Multitude sem Símile: Sand Wars e Orbital Billboards

In the Mahābhārata, King Gaya’s wealth is said to have been ‘as countless as are the grains of sand on earth and stars in the sky’… In Armenian oral epic armies are described as being as numerous as the stars in heaven, or as more uncountable than the sand of the sea… In Irish saga it is related that the slain Fomori on the Mag Tuired were as numerous as the stars of heaven, the sands of the sea…
M. L. West, 2007.

 

Como quantificar a multitude numa época em que a quantificação se desnaturalizou?

Um dos símiles mais ubíquos das civilizações arcaicas assemelhava a ideia de multitude à desmesura dos grãos de areia e das estrelas do céu. A relação entre poder e natureza espelhava-se na incontabilidade natural.

E hoje? A técnica do capitalismo tardio desnaturalizou o incontável.

Por um lado, as guerras pela areia que se intensificam não mais nos dizem que os seixos de sílica acabarão. Por outro, o nosso céu pós-industrial não mais nos diz que perdemos o pedido do cosmos: a visão das próprias estrelas. O que resta? Uma multitude desnaturalizada. Uma quantificação sem referente.

Após o momento Gagarin, Gaia, vista na sua totalidade, alberga em si o paradoxo de todos os incontáveis. À multidão, à incontabilidade da vida, contrapõe-se o maior processo técnico-histórico de sempre de biocontabilidade. O poder espelha-se na totalização do arquivo vivo, via controlo de data e bioeconomia dos tecidos, sintetizando a sua autoridade através de diretivas financeiras que subjugam uma carne coletiva, homogénea desde a queda da URSS. À mente chegam-nos imagens de uma multidão de paixões inertes, materializações da equalização de Tocqueville. Os pés são desterrados da sua areia, os olhos vislumbram o opaco do céu noturno. A multitude não é mais o que fora. A sílica e a luz do cosmos foram reduzidos à horizontalidade uniformizada do smartphone, à matematização teleológica do real.
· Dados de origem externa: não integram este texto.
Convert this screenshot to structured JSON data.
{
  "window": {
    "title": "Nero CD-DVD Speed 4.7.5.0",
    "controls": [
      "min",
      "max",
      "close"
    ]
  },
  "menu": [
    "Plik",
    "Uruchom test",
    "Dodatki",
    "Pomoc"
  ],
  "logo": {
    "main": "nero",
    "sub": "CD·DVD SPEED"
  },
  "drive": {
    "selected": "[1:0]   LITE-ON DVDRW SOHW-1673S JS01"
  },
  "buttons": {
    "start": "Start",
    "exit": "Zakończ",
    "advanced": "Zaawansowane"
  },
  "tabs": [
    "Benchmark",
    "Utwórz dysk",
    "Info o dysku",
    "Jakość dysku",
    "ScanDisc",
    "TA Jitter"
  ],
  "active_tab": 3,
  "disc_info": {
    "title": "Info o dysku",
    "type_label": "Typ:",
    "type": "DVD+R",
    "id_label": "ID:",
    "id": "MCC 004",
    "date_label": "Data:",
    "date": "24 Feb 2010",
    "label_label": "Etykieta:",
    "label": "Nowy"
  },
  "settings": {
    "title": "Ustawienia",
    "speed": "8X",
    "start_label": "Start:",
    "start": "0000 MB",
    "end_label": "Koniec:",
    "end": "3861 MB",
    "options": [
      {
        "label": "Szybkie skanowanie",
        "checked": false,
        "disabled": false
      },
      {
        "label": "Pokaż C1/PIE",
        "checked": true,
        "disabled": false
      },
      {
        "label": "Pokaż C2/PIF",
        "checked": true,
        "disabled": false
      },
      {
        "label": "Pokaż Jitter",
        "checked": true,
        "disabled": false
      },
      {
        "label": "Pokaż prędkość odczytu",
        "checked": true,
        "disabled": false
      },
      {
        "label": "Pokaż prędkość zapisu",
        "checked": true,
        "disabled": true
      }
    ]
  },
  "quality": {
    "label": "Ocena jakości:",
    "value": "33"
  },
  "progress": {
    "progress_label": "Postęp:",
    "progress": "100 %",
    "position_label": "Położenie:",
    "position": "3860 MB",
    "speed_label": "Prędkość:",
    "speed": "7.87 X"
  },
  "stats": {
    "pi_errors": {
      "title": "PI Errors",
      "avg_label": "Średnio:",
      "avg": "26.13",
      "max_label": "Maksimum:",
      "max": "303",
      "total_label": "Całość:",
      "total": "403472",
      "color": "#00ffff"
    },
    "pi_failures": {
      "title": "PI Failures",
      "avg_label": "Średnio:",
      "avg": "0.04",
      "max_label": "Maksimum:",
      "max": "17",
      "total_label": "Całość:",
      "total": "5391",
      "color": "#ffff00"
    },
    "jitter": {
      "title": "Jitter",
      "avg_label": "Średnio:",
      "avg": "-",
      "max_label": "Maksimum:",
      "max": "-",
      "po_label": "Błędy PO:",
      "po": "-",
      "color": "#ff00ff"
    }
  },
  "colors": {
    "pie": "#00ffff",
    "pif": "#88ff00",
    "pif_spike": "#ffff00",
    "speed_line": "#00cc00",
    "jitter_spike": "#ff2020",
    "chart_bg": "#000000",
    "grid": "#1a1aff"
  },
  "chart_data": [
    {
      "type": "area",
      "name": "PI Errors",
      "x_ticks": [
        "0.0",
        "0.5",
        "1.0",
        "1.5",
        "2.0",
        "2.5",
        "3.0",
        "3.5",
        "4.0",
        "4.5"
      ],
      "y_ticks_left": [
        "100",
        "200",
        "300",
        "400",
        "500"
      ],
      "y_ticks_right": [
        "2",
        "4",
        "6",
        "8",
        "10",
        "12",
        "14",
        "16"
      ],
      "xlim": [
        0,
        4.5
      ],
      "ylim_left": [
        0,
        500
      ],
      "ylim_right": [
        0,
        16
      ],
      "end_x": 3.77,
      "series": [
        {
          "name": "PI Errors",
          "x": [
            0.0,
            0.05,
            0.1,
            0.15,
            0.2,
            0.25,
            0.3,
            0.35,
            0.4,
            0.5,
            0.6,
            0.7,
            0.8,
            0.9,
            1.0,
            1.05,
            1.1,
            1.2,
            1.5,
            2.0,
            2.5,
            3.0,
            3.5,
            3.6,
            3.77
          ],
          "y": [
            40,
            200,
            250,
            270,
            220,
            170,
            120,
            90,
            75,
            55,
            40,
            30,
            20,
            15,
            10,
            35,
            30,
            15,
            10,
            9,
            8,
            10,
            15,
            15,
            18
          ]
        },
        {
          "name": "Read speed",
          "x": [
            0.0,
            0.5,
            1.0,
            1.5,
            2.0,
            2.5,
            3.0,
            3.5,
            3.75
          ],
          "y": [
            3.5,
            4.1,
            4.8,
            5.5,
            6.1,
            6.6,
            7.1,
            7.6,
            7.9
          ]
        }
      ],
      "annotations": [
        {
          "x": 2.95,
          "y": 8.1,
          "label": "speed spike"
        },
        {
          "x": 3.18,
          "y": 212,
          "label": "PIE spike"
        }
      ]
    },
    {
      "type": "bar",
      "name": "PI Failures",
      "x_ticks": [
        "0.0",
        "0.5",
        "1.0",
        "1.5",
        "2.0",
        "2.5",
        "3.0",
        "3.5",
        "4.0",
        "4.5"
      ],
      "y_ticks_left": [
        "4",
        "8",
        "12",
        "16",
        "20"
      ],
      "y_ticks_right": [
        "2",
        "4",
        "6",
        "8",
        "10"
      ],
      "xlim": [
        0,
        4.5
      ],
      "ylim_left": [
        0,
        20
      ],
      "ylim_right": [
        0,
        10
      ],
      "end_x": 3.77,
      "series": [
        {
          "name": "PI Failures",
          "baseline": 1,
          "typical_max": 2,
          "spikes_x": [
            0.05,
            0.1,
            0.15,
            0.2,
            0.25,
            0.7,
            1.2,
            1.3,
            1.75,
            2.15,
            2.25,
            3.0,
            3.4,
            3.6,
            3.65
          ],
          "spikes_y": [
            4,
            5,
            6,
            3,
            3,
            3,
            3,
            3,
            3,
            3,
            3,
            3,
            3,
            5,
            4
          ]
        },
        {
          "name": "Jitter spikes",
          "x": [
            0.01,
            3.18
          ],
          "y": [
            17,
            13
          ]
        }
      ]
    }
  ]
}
O mundo não está entre coisas. O mundo está dentro de coisas. Coisas que tocamos. Coisas, porém, que não nos sustentam nem nos fazem pensar a sua luz. Para os antigos, o mundo era aquilo que estava debaixo do sol, e as coisas do mundo eram aquilo que percorria as suas areias. A multitude habitava o mundo por, precisamente, estar entre os grãos de areia e as estrelas do céu. O incontável habitava o mundo limitando-o, expressando-se nele.

E hoje? O incontável está por todo o lado. Sem limites. Sem expressão. Além-mundo.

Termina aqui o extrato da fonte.